Author : Jeffrey M. Wooldridge
Publisher : MIT Press
Page : 1095 pages
File Size : 40,16 MB
Release : 2010-10-01
Category : Business & Economics
ISBN : 0262232588
The second edition of a comprehensive state-of-the-art graduate level text on microeconometric methods, substantially revised and updated. The second edition of this acclaimed graduate text provides a unified treatment of two methods used in contemporary econometric research, cross section and data panel methods. By focusing on assumptions that can be given behavioral content, the book maintains an appropriate level of rigor while emphasizing intuitive thinking. The analysis covers both linear and nonlinear models, including models with dynamics and/or individual heterogeneity.
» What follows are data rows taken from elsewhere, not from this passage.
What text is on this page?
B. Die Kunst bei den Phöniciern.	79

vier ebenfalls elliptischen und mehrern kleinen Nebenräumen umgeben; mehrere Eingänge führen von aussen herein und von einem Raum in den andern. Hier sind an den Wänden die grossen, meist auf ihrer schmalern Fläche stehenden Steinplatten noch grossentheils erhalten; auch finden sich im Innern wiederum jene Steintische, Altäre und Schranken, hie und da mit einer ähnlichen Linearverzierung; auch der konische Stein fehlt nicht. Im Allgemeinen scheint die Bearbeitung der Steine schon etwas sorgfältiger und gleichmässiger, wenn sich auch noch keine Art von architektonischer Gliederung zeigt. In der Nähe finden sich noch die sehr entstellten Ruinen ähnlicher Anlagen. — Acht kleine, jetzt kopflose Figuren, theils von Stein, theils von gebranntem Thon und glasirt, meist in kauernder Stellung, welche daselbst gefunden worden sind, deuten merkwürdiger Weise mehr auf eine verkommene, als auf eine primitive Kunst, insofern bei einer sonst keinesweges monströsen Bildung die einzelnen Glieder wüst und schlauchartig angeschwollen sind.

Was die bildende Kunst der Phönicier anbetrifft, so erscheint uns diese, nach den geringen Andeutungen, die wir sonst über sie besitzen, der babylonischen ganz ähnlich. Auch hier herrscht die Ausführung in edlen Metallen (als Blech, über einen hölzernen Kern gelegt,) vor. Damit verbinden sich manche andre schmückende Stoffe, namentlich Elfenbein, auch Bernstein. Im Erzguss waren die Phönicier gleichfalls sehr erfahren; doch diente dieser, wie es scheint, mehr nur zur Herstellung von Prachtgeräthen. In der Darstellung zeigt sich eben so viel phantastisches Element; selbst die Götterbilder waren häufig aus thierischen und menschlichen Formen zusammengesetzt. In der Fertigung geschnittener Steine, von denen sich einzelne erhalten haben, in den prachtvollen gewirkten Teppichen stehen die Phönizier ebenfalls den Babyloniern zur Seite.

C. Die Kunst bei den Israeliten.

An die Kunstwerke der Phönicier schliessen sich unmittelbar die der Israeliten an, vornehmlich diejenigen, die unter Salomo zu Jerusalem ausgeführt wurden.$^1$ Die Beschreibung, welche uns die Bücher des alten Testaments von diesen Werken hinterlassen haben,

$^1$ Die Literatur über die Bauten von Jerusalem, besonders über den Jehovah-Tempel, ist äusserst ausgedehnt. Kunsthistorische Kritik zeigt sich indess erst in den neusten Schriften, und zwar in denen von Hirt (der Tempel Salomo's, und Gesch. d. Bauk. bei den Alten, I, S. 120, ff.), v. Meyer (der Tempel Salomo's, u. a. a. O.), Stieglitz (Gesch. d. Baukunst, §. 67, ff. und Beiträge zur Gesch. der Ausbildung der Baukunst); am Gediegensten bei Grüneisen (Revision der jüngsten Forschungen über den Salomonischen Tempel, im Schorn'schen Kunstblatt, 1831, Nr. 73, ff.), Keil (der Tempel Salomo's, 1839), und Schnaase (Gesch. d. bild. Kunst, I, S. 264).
In addition to general estimation frameworks (particular methods of moments and maximum likelihood), specific linear and nonlinear methods are covered in detail, including probit and logit models and their multivariate, Tobit models, models for count data, censored and missing data schemes, causal (or treatment) effects, and duration analysis. Econometric Analysis of Cross Section and Panel Data was the first graduate econometrics text to focus on microeconomic data structures, allowing assumptions to be separated into population and sampling assumptions. This second edition has been substantially updated and revised. Improvements include a broader class of models for missing data problems; more detailed treatment of cluster problems, an important topic for empirical researchers; expanded discussion of "generalized instrumental variables" (GIV) estimation; new coverage (based on the author's own recent research) of inverse probability weighting; a more complete framework for estimating treatment effects with panel data, and a firmly established link between econometric approaches to nonlinear panel data and the "generalized estimating equation" literature popular in statistics and other fields. New attention is given to explaining when particular econometric methods can be applied; the goal is not only to tell readers what does work, but why certain "obvious" procedures do not. The numerous included exercises, both theoretical and computer-based, allow the reader to extend methods covered in the text and discover new insights.